Cognition cierra 2.000 millones a una valoración de 48.000 y quema 800 al año en cómputo

Cognition cierra 2.000 millones a una valoración de 48.000 y quema 800 al año en cómputo
Fuente: techcrunch.com

Cognition ha cerrado una ronda de 2.000 millones de dólares que la valora en 48.000 millones, un 85% más que en mayo. Lo adelanta TechCrunch. En agosto contamos que la ronda se negociaba a 40.000 millones: ha cerrado ocho mil por encima.

Puntos clave

  • 2.000 millones levantados a 48.000 de valoración. En mayo de 2026 eran 26.000.
  • Lideran Andreessen Horowitz, Accel, Founders Fund, General Catalyst y Avenir.
  • Ingreso anualizado de unos 900 millones en septiembre, frente a 492 en mayo.
  • Proyección propia de 4.000 a 5.000 millones anualizados a cierre de 2026.
  • Unos 800 millones al año solo en cómputo, con una quema estimada de 800 millones en 2026.
  • Clientes citados: Mercedes-Benz, NASA, Goldman Sachs y Citi.

El múltiplo dice algo incómodo

A 48.000 millones sobre 900 de ingreso anualizado, el múltiplo sale por encima de 50 veces. Cuando Cursor buscaba una ronda de 50.000 millones en abril, su ingreso anualizado ya pasaba de 2.000 millones. Es decir, Cognition está pagando un múltiplo más alto que el que tenía Cursor entonces.

Los inversores no están comprando los 900 millones de hoy. Están comprando la proyección de 4.000 a 5.000 a final de año. Si ese número se cumple, el múltiplo cae a diez veces y la ronda parece barata. Si no se cumple, esta ronda va a envejecer mal.

La factura de cómputo es el dato duro

800 millones al año en cómputo contra 900 de ingreso anualizado. Casi euro por euro.

Ese es el negocio real de las empresas de programación con IA hoy. Vendes acceso a un agente que tira de modelos que no son tuyos, y el margen bruto se lo come el proveedor de inferencia. La quema estimada de 800 millones en 2026 sale casi entera de ahí.

Y explica el desenlace de Cursor. Se vendió a SpaceX por 60.000 millones en abril, según TechCrunch principalmente por restricciones severas de cómputo, cuando iba camino de 6.000 millones anualizados a final de año. Crecer no bastaba: hacía falta acceso garantizado a GPUs.

Cognition levanta 2.000 millones en parte para no verse en ese sitio.

Los clientes que enseña

Mercedes-Benz, NASA, Goldman Sachs y Citi. Cuatro nombres que no son casuales.

Son organizaciones con décadas de software acumulado, equipos técnicos grandes y una tolerancia al riesgo muy baja. Ninguna compra una herramienta de programación con IA por curiosidad: la compra porque tiene una migración parada o un sistema antiguo que nadie quiere tocar.

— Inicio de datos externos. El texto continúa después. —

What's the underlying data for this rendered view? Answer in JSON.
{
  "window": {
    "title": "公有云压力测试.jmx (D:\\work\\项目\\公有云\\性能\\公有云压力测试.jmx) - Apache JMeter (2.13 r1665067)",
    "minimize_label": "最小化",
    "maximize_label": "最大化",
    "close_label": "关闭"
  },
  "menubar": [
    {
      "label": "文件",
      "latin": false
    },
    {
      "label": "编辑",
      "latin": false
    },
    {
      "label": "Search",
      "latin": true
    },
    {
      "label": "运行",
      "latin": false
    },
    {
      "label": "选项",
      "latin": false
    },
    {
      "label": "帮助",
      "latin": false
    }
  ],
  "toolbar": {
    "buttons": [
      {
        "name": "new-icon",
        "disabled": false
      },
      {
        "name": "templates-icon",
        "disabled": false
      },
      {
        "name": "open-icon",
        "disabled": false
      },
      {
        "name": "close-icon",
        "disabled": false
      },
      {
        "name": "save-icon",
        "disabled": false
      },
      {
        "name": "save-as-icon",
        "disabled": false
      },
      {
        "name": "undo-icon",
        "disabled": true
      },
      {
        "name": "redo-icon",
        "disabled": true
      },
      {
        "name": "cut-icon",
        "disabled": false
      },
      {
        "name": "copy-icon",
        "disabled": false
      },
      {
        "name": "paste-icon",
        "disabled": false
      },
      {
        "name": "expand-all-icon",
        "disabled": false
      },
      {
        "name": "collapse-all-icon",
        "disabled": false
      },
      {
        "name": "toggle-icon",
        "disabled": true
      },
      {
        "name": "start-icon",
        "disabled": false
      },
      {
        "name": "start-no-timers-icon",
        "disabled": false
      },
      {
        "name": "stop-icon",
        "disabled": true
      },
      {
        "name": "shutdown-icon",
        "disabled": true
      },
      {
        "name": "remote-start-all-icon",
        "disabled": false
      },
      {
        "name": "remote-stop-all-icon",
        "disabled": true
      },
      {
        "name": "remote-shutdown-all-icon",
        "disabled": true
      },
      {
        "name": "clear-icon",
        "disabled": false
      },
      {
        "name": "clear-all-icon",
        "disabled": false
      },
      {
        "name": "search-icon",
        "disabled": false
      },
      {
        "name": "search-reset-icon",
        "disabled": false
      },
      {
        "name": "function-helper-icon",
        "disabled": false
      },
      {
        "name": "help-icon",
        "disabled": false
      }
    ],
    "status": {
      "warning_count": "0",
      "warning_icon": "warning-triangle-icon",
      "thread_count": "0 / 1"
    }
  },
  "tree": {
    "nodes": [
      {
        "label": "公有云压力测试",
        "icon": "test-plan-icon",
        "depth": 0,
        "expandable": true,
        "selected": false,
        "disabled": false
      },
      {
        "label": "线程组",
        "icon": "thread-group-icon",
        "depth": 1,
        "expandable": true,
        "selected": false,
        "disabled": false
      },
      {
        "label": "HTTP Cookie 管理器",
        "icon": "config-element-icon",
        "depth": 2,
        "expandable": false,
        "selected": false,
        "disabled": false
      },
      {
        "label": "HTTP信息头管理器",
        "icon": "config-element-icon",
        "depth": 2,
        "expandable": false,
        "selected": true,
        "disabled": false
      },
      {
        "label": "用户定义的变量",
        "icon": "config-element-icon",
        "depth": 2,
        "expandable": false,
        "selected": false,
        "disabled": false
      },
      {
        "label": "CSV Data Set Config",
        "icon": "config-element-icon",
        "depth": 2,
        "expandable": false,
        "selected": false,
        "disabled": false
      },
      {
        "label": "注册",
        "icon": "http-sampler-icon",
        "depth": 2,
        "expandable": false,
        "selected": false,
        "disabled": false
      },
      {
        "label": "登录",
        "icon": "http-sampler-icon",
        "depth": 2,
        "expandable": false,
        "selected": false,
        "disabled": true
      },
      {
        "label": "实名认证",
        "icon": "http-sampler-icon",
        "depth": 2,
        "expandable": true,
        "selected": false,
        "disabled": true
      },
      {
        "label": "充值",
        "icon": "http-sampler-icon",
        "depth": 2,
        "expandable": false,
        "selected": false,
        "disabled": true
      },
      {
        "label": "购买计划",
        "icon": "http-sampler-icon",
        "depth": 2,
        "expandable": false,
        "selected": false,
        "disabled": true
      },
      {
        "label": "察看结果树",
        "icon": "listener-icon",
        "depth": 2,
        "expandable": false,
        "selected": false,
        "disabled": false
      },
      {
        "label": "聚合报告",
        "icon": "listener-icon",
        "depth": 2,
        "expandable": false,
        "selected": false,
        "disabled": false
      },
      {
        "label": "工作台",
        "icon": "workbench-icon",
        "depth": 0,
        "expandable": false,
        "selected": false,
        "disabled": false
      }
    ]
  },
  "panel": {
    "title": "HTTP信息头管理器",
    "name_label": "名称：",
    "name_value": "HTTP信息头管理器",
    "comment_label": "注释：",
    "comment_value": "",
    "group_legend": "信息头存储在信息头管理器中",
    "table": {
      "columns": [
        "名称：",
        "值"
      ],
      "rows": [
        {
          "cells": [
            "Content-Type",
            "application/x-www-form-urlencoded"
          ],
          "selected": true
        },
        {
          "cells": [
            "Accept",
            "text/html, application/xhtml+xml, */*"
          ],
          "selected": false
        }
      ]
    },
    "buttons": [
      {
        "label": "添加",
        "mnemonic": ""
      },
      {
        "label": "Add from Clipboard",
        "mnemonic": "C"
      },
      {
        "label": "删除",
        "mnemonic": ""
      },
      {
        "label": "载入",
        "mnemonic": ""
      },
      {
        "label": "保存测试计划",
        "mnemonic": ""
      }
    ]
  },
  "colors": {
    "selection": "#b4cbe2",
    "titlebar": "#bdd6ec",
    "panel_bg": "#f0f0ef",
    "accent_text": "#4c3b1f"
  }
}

Citi es el añadido nuevo respecto a la lista de agosto, y confirma que el sector financiero está entrando. La banca tiene el problema de cola larga más grande que existe: capas de software de los años ochenta que funcionan, que nadie entiende del todo y que hay que migrar sin romper nada.

Fundada en 2024 por Scott Wu, la empresa ha construido todo el posicionamiento alrededor de ese hueco.

Por qué esto no es un mercado de un solo ganador

La tesis que los inversores están comprando es que la programación asistida por IA no acaba con una sola empresa dominante. Que caben varias.

Tiene sentido si miras el posicionamiento. Devin no se vende como sustituto del programador, se vende para el trabajo de cola larga: modernizar software antiguo, migraciones de plataforma, todo lo que lleva dos años en la lista de pendientes y nadie quiere coger. Por eso entra en Mercedes-Benz o Goldman Sachs sin que el director de tecnología tenga que justificar un recorte de plantilla.

Ese hueco es distinto del que ocupa un asistente dentro del editor. Y distinto del que ocupa un agente de terminal. Tres productos, tres compradores dentro de la misma empresa.

Por qué importa

Si estás decidiendo herramienta de programación con IA para tu equipo, la lectura útil de esta ronda es que no hay prisa por casarte con una. El mercado sigue abierto, los precios siguen bajando y las capacidades siguen convergiendo.

Lo que sí conviene mirar es de dónde saca cómputo tu proveedor. Cursor acabó vendida por eso. Una herramienta cuyo acceso a GPUs depende de un contrato anual con un tercero es una herramienta que puede cambiar de precio o de dueño sin avisarte.

Pregúntalo antes de meter la herramienta en el flujo de trabajo de treinta personas.